Ребята старались усесться поближе ко мне. Один взял меня под руку, другой ухватил за карман.
- А если бы вы были моим папой? - упоенно сказала одна девочка.
- А если б моим!.. - тут же подхватила другая.
- Моим!.. Моим!.. Моим!.. - полетело со всех сторон. Вмиг я стал отцом двух десятков детей.
Одна девочка - она носила на рукаве повязку с красным крестом - не принимала участия в наших делах. Она все время лечилась; ставила себе градусник, пила капли из бутылки с помощью пипетки и прямо из горлышка (конечно, капли воображаемые), выслушивала себя игрушечным нейлоновым стетоскопом. Она так мужественно боролась за жизнь, что это было даже величественно.
Когда я уходил, они все припали к окнам. И мне казалось, что я слышу их прощальные голоса.
Где-то совсем рядом был рассказ. Требовалось лишь крошечное усилие. Но я удержался от него. Впервые мне показалось, что литература может замарать первозданность живого впечатления.
Из высказываний Нины Григорьевны, славной женщины, помогавшей маме по дому
- Пусть деревянные фигурки обеспечат себя пылью, тогда я их вытру.
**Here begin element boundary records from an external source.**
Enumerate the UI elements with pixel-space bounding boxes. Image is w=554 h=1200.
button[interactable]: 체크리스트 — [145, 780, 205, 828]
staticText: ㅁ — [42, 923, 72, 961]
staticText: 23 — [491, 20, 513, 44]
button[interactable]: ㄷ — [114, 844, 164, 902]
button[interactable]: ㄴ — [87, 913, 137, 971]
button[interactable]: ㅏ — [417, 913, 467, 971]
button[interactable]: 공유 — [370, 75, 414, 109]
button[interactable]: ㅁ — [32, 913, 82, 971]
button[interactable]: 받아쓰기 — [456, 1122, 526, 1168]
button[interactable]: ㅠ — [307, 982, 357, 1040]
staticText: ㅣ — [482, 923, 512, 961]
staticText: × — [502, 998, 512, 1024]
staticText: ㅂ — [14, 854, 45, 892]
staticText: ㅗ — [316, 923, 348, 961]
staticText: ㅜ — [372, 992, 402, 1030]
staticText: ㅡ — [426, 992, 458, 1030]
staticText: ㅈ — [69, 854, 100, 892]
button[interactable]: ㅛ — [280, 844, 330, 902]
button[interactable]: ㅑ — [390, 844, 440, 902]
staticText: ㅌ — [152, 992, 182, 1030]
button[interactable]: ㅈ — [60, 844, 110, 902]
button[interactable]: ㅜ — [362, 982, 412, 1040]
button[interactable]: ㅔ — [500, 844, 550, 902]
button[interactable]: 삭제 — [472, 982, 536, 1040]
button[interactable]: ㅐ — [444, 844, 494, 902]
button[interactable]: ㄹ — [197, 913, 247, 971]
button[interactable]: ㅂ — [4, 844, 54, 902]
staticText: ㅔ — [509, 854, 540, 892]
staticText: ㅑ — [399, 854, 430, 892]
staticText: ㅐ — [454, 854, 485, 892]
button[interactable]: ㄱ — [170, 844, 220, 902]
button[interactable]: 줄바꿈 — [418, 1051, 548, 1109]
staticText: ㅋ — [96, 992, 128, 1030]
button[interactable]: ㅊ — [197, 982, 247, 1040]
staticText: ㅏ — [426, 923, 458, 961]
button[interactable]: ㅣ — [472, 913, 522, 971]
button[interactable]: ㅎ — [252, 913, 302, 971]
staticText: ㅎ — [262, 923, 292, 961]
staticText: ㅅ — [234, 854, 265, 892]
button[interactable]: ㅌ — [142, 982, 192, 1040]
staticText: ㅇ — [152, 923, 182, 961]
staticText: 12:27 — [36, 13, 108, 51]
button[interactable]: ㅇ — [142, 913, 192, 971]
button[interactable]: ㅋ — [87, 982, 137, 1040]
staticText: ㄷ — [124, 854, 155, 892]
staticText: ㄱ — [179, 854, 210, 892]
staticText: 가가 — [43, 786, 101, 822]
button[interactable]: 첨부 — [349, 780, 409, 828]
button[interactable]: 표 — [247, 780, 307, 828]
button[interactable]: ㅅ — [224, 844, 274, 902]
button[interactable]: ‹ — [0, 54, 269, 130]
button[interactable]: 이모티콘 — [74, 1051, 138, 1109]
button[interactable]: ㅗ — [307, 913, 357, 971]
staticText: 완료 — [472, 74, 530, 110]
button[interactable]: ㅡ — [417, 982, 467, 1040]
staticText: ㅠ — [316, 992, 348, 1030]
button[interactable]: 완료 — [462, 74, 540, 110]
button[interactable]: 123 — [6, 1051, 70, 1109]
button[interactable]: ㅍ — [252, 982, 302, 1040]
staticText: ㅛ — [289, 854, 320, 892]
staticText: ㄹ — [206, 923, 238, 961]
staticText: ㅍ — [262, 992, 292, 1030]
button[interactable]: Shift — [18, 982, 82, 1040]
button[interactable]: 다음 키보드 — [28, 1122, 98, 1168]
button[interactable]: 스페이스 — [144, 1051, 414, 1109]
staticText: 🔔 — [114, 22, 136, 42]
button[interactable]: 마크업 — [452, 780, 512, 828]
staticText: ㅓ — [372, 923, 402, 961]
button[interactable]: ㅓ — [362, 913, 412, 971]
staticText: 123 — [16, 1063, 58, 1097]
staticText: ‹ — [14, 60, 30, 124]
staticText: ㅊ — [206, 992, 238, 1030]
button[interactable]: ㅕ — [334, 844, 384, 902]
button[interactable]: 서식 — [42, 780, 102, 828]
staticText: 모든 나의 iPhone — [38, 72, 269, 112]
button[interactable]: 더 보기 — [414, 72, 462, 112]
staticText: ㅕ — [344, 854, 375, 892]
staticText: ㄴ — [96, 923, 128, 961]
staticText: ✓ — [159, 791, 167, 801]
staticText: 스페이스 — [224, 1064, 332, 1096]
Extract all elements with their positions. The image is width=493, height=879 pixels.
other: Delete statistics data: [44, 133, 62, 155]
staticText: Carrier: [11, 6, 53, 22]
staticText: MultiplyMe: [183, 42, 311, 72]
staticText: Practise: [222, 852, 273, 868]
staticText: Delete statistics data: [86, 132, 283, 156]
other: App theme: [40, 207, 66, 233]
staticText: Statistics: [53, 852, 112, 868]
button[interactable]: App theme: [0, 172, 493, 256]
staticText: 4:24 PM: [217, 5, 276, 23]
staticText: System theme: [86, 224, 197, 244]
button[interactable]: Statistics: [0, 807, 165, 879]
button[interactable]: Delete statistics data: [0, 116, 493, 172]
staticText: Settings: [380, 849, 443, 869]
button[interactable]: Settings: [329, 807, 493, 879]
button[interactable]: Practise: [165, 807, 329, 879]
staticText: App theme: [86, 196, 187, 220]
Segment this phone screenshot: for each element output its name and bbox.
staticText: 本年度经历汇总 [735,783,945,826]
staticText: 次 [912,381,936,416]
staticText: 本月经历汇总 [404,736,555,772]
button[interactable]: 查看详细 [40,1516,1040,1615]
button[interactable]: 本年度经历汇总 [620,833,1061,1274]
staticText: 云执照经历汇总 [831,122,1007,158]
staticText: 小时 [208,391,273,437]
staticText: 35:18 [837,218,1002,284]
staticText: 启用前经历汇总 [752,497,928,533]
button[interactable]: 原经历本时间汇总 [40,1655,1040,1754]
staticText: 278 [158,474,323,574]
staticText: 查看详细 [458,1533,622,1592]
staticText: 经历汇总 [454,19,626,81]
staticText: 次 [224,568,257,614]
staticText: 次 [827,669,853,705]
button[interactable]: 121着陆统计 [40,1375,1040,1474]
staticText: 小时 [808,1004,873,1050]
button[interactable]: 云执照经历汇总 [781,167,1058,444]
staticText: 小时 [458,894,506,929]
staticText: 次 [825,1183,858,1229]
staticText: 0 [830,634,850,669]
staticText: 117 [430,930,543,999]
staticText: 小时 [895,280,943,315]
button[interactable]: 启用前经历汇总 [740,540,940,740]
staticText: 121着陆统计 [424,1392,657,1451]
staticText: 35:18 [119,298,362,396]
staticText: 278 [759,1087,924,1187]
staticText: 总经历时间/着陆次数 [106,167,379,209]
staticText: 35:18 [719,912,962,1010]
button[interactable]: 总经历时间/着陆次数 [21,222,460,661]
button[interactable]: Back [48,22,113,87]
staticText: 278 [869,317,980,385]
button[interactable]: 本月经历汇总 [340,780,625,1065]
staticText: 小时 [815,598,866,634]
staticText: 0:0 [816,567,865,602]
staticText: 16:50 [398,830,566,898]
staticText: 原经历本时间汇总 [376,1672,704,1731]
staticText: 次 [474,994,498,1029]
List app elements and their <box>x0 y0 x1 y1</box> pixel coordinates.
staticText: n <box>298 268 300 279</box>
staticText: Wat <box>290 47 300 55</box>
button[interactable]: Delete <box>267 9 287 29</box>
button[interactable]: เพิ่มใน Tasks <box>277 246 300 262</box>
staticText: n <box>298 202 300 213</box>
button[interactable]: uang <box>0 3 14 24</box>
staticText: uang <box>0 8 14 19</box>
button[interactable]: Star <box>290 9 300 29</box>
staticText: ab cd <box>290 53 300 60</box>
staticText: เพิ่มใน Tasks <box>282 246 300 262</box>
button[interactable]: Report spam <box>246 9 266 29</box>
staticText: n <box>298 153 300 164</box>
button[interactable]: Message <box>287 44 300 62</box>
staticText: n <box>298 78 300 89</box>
- Скорее к телевизору: Верзилус Корейка поет!
- Нет, я не больна, но мне кругом чхается.
(На слова мамы: у вас красивые ноги):
- Что вы, Ксения Алексеевна, это одни копии.
- Я так разволновалась, что приняла волейбол и аверьяновку. (Валидол и валерьянку.)
- Сбросят атомную бомбу - одни рувимы останутся.
- Я ее не уважаю, она - наркоматик (о соседке).
(О долго умиравшей старухе родственнице):
- Она мне надоела вполгорла.
- Анка попала в рокфор (Анка-пулеметчица попала в кроссворд).
Урок этики
Все это я услышал от своего соседа по столику в одном из лучших подмосковных санаториев. Ему лет тридцать, он заведующий столовой в довольно крупном промышленном городе. Он так говорит своим подчиненным: "Вы живете за счет народа, который обворовываете. Так улыбайтесь за это, по крайней мере!" И еще он говорит: "Мы воруем, мы злоупотребляем, но давайте все же не выходить из рамок приличия, надо и честь знать". И еще: "Все понимают, что завстоловой не будет без мяса. Но я беру на один обед, а не на два, и люди меня уважают. Другие тащат без стыда и совести, а я так не могу, мне еще вон сколько работать! Поэтому я все делаю с умом и по совести". И он всерьез считает себя крепким работником и честным молодым коммунистом. И другие так считают.